When facing inconsistent detection of Phospho-RPS6KB1 (Ser424), researchers should consider these methodological solutions:
-
Sample preservation: Phosphorylation can be rapidly lost during sample preparation. Always include comprehensive phosphatase inhibitor cocktails in lysis buffers and keep samples cold throughout processing.
-
Rapid fixation: For tissue samples, ensure rapid fixation to preserve phosphorylation status. Consider using phospho-specific fixatives like those containing phosphatase inhibitors.
-
Stimulation conditions: Optimize stimulation conditions (timing, concentration) for inducers like insulin or serum that promote Ser424 phosphorylation.
-
Antibody validation: Verify antibody performance using positive control lysates from cells known to have high levels of Ser424 phosphorylation.
-
Signal enhancement: For weak signals, consider using signal amplification methods or more sensitive detection systems.
-
Normalization approach: For quantitative comparisons, normalize phospho-signals to total RPS6KB1 rather than housekeeping genes to account for expression level differences.
-
Cross-reactivity: Test for potential cross-reactivity with other phosphorylated proteins or with other phosphorylation sites on RPS6KB1 itself.
What are the current research frontiers regarding RPS6KB1 Ser424 phosphorylation?

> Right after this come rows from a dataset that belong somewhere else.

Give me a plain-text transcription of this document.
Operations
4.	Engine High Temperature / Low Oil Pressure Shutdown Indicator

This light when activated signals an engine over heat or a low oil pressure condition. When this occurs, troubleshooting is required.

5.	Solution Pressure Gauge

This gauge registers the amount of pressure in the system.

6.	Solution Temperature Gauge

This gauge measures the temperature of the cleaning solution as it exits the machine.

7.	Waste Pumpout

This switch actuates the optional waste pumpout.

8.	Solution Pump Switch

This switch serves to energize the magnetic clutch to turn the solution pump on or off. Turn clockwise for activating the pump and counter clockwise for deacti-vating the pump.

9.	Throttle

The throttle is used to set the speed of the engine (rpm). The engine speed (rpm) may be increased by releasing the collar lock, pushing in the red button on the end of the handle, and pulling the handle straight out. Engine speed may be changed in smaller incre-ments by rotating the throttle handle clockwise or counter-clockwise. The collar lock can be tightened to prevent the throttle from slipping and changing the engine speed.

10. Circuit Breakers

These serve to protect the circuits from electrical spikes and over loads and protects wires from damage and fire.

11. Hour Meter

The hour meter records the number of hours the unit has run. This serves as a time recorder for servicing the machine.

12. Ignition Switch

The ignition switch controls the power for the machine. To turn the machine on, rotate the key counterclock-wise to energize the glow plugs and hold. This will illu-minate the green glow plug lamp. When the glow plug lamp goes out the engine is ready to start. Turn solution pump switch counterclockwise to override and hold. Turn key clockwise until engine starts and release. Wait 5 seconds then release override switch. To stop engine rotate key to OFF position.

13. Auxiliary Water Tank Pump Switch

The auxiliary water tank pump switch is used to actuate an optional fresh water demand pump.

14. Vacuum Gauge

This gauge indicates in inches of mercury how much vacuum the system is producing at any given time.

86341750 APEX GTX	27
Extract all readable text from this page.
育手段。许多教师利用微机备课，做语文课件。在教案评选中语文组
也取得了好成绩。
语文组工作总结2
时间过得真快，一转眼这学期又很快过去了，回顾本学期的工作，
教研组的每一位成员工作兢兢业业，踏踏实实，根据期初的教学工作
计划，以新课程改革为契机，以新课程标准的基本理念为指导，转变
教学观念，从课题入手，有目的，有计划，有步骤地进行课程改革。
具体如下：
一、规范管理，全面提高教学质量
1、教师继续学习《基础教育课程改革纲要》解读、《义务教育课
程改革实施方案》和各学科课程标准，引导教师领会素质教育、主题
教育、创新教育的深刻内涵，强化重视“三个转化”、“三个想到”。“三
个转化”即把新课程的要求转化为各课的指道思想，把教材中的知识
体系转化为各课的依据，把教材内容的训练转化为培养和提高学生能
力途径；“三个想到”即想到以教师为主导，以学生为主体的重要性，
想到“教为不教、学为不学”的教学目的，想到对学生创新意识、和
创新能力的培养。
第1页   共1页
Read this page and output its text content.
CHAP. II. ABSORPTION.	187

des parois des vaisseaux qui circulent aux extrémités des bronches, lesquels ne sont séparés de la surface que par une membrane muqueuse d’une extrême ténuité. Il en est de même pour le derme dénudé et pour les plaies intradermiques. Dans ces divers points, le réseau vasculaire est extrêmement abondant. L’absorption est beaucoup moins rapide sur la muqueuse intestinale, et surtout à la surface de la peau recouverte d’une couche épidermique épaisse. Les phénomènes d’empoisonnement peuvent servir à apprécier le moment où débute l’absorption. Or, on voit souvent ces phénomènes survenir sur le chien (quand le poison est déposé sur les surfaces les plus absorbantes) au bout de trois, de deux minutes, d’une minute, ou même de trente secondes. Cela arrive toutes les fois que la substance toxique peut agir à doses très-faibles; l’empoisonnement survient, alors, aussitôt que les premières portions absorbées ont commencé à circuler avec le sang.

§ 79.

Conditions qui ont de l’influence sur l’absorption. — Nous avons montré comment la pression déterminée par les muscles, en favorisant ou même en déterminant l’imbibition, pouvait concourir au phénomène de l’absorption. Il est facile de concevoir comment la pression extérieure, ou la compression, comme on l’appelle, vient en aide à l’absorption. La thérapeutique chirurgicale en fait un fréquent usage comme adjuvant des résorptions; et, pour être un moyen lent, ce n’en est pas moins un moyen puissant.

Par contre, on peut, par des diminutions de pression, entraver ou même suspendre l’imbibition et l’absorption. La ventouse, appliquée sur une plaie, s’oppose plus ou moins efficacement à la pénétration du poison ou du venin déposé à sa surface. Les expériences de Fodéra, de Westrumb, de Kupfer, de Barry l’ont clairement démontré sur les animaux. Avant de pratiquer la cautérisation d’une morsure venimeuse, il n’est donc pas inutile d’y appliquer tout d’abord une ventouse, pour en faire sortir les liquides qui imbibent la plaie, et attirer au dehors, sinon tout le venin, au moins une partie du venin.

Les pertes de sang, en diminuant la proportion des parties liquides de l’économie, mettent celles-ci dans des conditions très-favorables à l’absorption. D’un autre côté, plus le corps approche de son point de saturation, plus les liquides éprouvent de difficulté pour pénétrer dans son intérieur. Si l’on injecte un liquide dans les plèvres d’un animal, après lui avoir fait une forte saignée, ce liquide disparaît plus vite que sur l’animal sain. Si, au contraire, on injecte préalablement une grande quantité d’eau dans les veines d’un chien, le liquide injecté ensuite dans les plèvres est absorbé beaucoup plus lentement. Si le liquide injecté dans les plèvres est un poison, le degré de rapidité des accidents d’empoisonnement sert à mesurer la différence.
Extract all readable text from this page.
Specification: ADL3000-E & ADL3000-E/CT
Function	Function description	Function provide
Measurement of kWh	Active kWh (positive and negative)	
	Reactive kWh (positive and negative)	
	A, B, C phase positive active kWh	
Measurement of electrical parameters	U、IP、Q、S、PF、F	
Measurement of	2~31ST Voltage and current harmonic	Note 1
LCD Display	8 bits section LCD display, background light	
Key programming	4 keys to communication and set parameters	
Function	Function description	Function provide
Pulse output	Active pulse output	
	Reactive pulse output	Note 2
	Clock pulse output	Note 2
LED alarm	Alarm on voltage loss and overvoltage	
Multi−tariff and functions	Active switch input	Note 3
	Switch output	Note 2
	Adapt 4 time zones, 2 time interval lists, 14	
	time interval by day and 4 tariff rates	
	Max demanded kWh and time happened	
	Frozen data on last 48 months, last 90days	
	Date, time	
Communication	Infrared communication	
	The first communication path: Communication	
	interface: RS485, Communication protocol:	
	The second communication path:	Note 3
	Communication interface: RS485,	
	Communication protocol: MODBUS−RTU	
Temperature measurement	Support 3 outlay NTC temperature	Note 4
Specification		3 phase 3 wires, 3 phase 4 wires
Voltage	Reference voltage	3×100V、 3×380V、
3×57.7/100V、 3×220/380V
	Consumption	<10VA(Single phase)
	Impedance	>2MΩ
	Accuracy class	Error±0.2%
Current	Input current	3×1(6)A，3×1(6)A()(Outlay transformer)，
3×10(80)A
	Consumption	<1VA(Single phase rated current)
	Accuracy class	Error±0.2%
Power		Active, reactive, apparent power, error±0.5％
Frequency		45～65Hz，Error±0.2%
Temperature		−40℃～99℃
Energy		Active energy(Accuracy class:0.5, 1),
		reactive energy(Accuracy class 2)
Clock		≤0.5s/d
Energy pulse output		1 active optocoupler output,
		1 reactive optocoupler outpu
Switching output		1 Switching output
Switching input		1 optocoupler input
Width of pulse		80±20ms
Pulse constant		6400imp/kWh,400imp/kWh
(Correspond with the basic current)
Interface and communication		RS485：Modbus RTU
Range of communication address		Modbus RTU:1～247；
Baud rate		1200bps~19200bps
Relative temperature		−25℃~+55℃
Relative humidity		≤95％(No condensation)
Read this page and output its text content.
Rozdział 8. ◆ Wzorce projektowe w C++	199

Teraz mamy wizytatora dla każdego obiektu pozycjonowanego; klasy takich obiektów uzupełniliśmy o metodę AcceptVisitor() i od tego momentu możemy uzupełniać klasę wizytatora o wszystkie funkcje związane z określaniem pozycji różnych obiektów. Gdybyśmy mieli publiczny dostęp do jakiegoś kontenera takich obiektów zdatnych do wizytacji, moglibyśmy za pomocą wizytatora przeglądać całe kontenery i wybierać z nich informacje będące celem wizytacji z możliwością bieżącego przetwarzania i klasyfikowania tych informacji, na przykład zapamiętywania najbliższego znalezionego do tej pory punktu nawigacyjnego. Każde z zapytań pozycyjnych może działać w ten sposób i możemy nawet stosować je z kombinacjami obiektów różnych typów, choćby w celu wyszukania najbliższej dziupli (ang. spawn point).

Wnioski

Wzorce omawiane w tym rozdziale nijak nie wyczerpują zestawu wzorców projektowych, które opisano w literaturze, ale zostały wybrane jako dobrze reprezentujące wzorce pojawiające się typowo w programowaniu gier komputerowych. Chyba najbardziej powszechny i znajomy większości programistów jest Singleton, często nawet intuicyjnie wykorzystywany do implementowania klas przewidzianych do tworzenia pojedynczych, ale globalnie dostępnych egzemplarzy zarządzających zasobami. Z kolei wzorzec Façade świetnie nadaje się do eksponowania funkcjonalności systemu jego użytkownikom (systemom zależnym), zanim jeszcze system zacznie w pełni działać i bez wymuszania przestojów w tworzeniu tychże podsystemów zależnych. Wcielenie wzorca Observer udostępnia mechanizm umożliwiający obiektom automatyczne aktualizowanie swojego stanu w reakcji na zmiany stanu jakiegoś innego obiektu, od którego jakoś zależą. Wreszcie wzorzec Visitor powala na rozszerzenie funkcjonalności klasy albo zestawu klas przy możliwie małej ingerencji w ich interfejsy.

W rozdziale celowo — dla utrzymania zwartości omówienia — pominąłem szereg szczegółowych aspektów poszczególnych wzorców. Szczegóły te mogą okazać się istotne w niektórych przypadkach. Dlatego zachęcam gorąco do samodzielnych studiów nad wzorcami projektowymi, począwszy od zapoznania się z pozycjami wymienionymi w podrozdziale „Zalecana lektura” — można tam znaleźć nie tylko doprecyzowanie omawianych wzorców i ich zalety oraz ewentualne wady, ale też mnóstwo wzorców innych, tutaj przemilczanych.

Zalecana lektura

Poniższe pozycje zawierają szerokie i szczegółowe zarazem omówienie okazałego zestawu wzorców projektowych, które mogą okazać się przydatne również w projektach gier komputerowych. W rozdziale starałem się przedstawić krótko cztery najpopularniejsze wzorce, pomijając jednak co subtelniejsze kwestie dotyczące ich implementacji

Current research frontiers in RPS6KB1 Ser424 phosphorylation include:
-
Substrate networks: Further identifying and characterizing the complete set of substrates specifically regulated by multisite phosphorylated RPS6KB1 (including Ser424) in different cellular contexts .
-
Structural basis: Elucidating the structural changes induced by phosphorylation at Ser424 and how these alterations affect substrate recognition.
-
Cancer therapeutics: Developing strategies to target the specific functions of RPS6KB1 that are dependent on Ser424 phosphorylation in cancer, given its association with poor prognosis .
-
Integration with other signaling pathways: Understanding how the Cdk5-RPS6KB1 axis intersects with other signaling networks beyond mTORC1, particularly in specific disease contexts.
-
Tissue-specific roles: Characterizing the tissue-specific functions of Ser424 phosphorylation, as recent research suggests differential roles in different cancer types .
-
Dynamic regulation: Developing methods to monitor real-time changes in Ser424 phosphorylation in living cells to understand its temporal dynamics in response to various stimuli.